# Work Visa for a UK Citizen to work in the US?



## kurosushi (Jan 21, 2013)

Hello:clap2:

Sorry if this is going to be a repetitive question..

I am a US Citizen. My UK boyfriend and I met 2.5 years ago working in Tokyo. We both decided to leave our jobs in Japan to try to move to the UK. He found a job in the UK, and I found it extremely difficult to find a job there without any sort of company sponsorship. Therefore I have moved back to the US to work. 

Since we still intend on being together... 

1) If we decide not to get married, how difficult will it be for him to obtain a work visa? He works in a small finance firm based in the UK with offices in the US but after speaking to his managers, they will not be able to sponsor him. He works as an operational analyst, would he be eligible for an H1B visa?

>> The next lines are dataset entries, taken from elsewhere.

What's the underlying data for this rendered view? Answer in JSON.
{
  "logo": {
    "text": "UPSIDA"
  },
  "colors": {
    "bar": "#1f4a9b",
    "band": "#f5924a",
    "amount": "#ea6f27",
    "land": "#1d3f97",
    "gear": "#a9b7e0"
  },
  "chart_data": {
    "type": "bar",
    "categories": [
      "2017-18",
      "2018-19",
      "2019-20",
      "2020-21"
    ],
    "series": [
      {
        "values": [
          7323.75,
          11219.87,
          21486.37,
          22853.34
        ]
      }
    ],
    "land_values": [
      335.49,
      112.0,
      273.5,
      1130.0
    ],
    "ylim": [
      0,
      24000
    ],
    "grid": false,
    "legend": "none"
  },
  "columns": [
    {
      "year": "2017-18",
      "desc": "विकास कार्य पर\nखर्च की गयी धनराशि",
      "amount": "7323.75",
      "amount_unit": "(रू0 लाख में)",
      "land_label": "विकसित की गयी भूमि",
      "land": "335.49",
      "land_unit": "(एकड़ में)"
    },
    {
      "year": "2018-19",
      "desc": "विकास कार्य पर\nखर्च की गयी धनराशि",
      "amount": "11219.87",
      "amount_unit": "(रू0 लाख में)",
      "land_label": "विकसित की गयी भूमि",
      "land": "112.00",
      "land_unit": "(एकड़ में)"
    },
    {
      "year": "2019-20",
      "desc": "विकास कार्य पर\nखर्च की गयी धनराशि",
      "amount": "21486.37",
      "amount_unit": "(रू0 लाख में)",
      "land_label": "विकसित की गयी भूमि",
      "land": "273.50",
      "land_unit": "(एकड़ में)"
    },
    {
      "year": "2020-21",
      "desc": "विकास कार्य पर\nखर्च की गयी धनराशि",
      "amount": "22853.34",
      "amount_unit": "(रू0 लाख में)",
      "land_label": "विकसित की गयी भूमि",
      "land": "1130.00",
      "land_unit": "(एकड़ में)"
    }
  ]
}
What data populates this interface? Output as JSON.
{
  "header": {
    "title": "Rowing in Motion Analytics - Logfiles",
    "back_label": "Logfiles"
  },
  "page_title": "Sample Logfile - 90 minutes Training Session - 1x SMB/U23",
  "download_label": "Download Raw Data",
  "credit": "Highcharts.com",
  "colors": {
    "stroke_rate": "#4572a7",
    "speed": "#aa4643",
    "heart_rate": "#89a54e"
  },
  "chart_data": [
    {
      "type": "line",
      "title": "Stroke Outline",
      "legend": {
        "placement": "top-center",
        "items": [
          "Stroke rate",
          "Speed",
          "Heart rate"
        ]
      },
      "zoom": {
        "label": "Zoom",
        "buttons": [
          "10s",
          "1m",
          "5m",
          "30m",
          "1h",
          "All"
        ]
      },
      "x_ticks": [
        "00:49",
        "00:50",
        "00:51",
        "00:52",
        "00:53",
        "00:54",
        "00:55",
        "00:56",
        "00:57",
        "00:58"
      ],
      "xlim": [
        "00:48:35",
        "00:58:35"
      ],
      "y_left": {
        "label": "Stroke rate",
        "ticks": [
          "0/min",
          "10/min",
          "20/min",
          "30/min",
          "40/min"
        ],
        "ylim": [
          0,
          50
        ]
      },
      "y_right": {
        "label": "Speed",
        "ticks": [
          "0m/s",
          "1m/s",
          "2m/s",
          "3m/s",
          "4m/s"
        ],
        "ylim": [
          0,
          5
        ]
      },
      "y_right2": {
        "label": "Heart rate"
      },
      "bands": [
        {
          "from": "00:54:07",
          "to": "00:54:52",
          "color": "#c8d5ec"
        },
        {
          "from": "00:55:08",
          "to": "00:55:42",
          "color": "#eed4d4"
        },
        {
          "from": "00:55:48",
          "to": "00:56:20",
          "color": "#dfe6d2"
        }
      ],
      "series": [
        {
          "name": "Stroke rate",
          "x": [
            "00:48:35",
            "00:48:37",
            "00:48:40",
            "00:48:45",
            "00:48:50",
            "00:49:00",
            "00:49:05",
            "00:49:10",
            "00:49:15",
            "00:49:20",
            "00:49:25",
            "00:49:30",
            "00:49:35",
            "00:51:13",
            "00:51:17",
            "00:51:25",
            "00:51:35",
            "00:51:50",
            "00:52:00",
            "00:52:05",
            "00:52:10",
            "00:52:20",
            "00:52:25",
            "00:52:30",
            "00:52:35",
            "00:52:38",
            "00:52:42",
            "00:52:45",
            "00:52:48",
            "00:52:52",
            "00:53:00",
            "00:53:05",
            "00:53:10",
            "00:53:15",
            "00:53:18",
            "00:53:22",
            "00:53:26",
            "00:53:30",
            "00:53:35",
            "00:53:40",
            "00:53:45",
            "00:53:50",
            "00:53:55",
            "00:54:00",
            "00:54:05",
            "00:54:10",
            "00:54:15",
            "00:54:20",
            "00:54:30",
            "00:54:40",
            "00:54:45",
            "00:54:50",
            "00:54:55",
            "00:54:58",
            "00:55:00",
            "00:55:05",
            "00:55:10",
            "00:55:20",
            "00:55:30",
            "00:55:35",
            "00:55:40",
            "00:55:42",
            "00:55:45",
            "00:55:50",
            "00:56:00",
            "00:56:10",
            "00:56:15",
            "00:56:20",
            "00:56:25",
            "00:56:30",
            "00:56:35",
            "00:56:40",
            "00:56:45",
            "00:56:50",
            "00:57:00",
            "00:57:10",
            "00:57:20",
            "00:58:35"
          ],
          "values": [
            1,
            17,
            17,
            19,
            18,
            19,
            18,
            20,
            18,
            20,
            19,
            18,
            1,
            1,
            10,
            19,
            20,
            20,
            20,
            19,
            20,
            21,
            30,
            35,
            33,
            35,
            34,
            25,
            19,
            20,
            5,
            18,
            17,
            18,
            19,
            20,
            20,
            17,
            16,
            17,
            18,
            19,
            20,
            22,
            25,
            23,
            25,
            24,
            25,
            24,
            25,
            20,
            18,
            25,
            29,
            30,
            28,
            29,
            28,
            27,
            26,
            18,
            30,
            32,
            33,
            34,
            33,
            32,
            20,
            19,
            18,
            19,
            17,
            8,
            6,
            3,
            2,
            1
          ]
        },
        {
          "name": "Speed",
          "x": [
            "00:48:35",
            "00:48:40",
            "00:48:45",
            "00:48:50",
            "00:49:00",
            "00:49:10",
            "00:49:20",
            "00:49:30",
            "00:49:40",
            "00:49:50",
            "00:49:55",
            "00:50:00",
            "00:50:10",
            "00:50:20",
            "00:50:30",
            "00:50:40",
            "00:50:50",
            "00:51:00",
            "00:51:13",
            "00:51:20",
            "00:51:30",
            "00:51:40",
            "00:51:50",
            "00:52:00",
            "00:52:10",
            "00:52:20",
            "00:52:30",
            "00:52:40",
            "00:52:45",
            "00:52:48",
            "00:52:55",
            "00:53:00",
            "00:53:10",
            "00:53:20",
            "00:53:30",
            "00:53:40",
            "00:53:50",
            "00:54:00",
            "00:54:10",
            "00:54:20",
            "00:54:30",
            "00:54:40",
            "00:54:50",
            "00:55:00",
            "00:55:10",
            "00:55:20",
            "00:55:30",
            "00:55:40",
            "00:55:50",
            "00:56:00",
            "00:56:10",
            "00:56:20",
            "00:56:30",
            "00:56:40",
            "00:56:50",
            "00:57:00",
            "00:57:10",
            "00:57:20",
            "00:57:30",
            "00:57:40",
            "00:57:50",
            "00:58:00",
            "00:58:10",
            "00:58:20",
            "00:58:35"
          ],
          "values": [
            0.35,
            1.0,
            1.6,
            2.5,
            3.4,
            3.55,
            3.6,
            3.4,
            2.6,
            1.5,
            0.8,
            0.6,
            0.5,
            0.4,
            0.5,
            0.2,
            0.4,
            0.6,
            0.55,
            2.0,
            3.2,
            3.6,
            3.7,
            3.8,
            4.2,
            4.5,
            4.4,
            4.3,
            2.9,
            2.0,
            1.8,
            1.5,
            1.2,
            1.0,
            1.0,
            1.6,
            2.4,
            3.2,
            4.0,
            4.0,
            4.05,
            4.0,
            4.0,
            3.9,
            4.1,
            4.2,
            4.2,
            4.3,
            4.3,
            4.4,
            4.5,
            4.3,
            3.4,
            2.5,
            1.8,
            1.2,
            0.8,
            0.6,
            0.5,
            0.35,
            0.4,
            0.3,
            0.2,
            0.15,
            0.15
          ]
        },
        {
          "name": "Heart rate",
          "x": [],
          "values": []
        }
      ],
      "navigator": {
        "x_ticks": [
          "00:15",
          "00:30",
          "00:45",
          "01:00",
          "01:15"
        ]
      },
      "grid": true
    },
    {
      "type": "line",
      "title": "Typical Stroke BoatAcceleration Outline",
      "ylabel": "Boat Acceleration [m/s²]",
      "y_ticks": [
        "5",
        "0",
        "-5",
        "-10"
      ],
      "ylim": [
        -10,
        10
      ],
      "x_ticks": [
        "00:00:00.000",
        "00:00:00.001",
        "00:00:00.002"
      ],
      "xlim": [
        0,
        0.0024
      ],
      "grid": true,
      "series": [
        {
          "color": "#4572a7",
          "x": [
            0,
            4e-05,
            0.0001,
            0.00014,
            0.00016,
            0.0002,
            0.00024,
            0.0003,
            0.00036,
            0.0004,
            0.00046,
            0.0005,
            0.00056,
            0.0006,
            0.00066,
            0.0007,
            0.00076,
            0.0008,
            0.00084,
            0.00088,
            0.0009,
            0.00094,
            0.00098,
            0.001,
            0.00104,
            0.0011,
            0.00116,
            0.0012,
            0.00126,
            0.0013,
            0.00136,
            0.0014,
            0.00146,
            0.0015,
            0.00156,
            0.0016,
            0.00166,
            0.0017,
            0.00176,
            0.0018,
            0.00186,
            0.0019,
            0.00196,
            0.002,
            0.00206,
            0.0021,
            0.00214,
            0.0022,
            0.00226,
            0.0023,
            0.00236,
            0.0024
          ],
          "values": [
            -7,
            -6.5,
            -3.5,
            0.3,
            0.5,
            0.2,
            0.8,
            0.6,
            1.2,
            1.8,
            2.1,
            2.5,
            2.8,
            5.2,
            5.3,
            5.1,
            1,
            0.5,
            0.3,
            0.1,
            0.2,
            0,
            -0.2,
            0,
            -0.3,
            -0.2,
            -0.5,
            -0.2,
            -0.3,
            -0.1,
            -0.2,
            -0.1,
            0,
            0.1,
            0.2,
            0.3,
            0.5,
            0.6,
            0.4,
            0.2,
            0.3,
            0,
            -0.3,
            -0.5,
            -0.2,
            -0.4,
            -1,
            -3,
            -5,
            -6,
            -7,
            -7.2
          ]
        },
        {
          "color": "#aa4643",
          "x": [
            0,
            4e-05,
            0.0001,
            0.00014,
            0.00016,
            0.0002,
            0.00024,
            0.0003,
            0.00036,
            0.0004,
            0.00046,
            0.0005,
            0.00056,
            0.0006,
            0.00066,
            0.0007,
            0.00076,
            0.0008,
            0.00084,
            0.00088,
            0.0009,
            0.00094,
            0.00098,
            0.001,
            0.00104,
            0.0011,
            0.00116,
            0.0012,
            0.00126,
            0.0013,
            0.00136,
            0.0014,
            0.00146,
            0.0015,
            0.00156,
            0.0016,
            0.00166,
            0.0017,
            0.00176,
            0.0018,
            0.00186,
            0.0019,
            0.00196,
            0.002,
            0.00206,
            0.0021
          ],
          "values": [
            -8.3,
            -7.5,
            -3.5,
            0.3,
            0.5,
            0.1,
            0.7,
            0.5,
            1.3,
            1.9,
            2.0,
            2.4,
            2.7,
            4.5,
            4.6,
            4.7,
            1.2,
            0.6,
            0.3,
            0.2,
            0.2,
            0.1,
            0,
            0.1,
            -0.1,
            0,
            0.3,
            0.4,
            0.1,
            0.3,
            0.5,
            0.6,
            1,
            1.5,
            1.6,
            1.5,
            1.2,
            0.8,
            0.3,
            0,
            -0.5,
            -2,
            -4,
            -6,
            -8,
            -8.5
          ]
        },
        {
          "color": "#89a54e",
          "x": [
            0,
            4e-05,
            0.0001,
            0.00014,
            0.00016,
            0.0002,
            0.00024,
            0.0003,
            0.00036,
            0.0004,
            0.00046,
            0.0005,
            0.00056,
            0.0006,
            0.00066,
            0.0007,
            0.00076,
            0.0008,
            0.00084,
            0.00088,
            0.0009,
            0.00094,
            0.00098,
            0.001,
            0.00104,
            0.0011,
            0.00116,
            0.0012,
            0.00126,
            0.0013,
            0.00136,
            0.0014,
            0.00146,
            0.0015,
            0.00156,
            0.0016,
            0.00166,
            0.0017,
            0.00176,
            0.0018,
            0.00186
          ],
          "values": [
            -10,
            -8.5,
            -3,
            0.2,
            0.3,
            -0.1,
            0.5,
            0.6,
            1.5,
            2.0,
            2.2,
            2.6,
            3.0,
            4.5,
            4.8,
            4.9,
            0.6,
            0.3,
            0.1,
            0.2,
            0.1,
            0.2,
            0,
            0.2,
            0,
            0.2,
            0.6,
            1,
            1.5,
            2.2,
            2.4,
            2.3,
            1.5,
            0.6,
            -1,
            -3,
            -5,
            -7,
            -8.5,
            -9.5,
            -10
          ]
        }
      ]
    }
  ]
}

2) If we were to get married, how would that work? Would we need to apply for a K1 visa in order to get married? Or, can we simply get married in the US and then apply for the CR1? According to this website getting a CR1 could take about 11 months. (Comparison of Marriage Based Immigration Choices)

Thanks for your help in advance.


----------



## Davis1 (Feb 20, 2009)

Unless he has a Master his employment chances in the US are low
and this year visas are used up anyway

for a fiancee visa 
K1 Process Flowchart

US Citizen can apply for a special visa to allow a non-citizen (their fiancée) to enter the country in order to get married to a US citizen inside the US.

Once issued, the K1 visa will allow the non-citizen to enter the United States legally, for 90 days in order for the marriage ceremony to take place. Once you marry, the non-citizen can remain in the US and may apply for permanent residence. While USCIS processes the application, the non-citizen can remain in the US legally
The US citizen income must meet the require minimum to fulfill the affidavit of support


----------